Berik et. al (2004) utilize an empirical model based on Black and Brainerd’s to test the trade impact on discrimination in Taiwan and South Korea. Taiwanese figures come from the DGBAS and International Economic Databank, while Korean data comes from the South Korean Census, Labor Ministry, and International Economic Databank. Their results indicate a reduction in female relative earnings. Both Taiwan and South Korea witnessed employment losses in low skill sectors as a result of import competition from lower wage countries. These troubling findings indicate that, in some cases, trade may actually increase workplace discrimination. Berik et. al call upon the H-O-S comparative advantage model to show why. Taiwan and South Korea, as net importers of manufactured goods, saw job losses in this sector with increased trade. With slack in the labor markets, the opportunity cost firms faced to discriminate actually fell, and with it fell women’s relative earnings.
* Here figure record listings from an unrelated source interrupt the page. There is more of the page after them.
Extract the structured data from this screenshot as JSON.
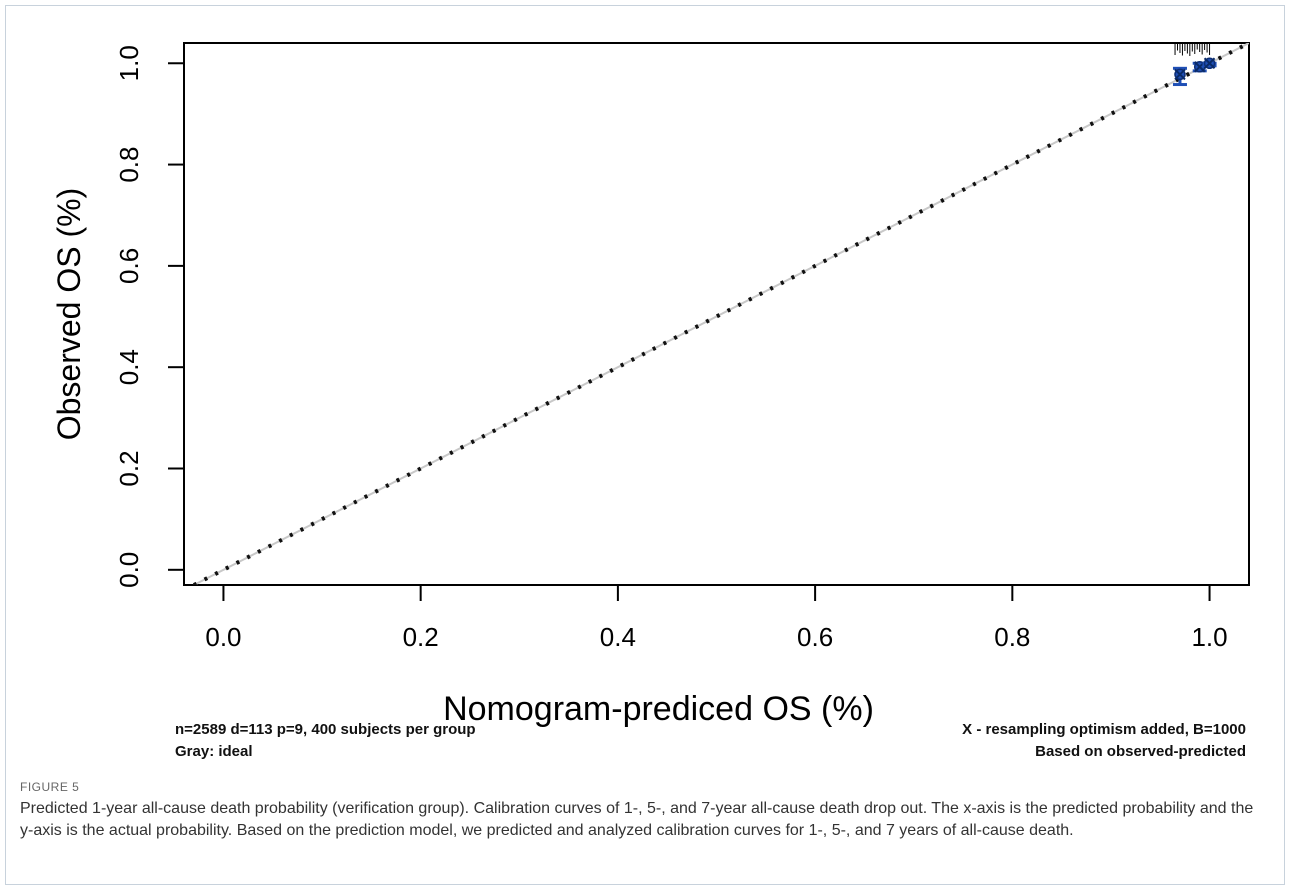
{
  "chart_data": {
    "type": "line",
    "xlabel": "Nomogram-prediced OS (%)",
    "ylabel": "Observed OS (%)",
    "xlim": [
      -0.04,
      1.04
    ],
    "ylim": [
      -0.03,
      1.04
    ],
    "x_ticks": [
      "0.0",
      "0.2",
      "0.4",
      "0.6",
      "0.8",
      "1.0"
    ],
    "y_ticks": [
      "0.0",
      "0.2",
      "0.4",
      "0.6",
      "0.8",
      "1.0"
    ],
    "grid": false,
    "series": [
      {
        "style": "dotted-black",
        "points": [
          [
            -0.03,
            -0.03
          ],
          [
            1.04,
            1.04
          ]
        ]
      },
      {
        "style": "blue-points-with-error-bars",
        "points": [
          [
            0.97,
            0.978
          ],
          [
            0.99,
            0.993
          ],
          [
            1.0,
            1.0
          ]
        ],
        "errors": [
          [
            0.958,
            0.99
          ],
          [
            0.985,
            1.0
          ],
          [
            0.995,
            1.0
          ]
        ]
      }
    ],
    "annotations": {
      "top_left_1": "n=2589 d=113 p=9, 400 subjects per group",
      "top_left_2": "Gray: ideal",
      "top_right_1": "X - resampling optimism added, B=1000",
      "top_right_2": "Based on observed-predicted"
    }
  },
  "figure": {
    "label": "FIGURE 5",
    "caption": "Predicted 1-year all-cause death probability (verification group). Calibration curves of 1-, 5-, and 7-year all-cause death drop out. The x-axis is the predicted probability and the y-axis is the actual probability. Based on the prediction model, we predicted and analyzed calibration curves for 1-, 5-, and 7 years of all-cause death."
  }
}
Menon and Rogers (2008) also argue that discrimination may be positively linked to increased foreign competition. In the case of India, they argue that women comprise a significant share of low skill workers who become increasingly vulnerable to discrimination with increased trade, since India specializes in high skill exports amongst most of its trading partners, and import competition for low skill goods creates slack in the labor markets in which most women work. The most important contribution Menon and Rogers make to the literature is that they utilize a decomposition to isolate the residual wage gap from the aggregate wage gap. Because discrimination is traditionally proxied as the residual, that portion which is unexplained by gender specific differentials in skills, experience, or other human capital based determinants, they usean Oaxaca decomposition. They use data from the National Sample Survey Organization and construct their own concentration ratios.[3] With increased trade, Menon and Rogers find that the residual share of the wage gap grew from 56.5percent in 1983 of the wage gap to 77.7percent by 2004. This unexplained wage gap rose 2.8percent per year, indicating that, for firms in India, increased exposure to foreign trade appears to have increased discrimination.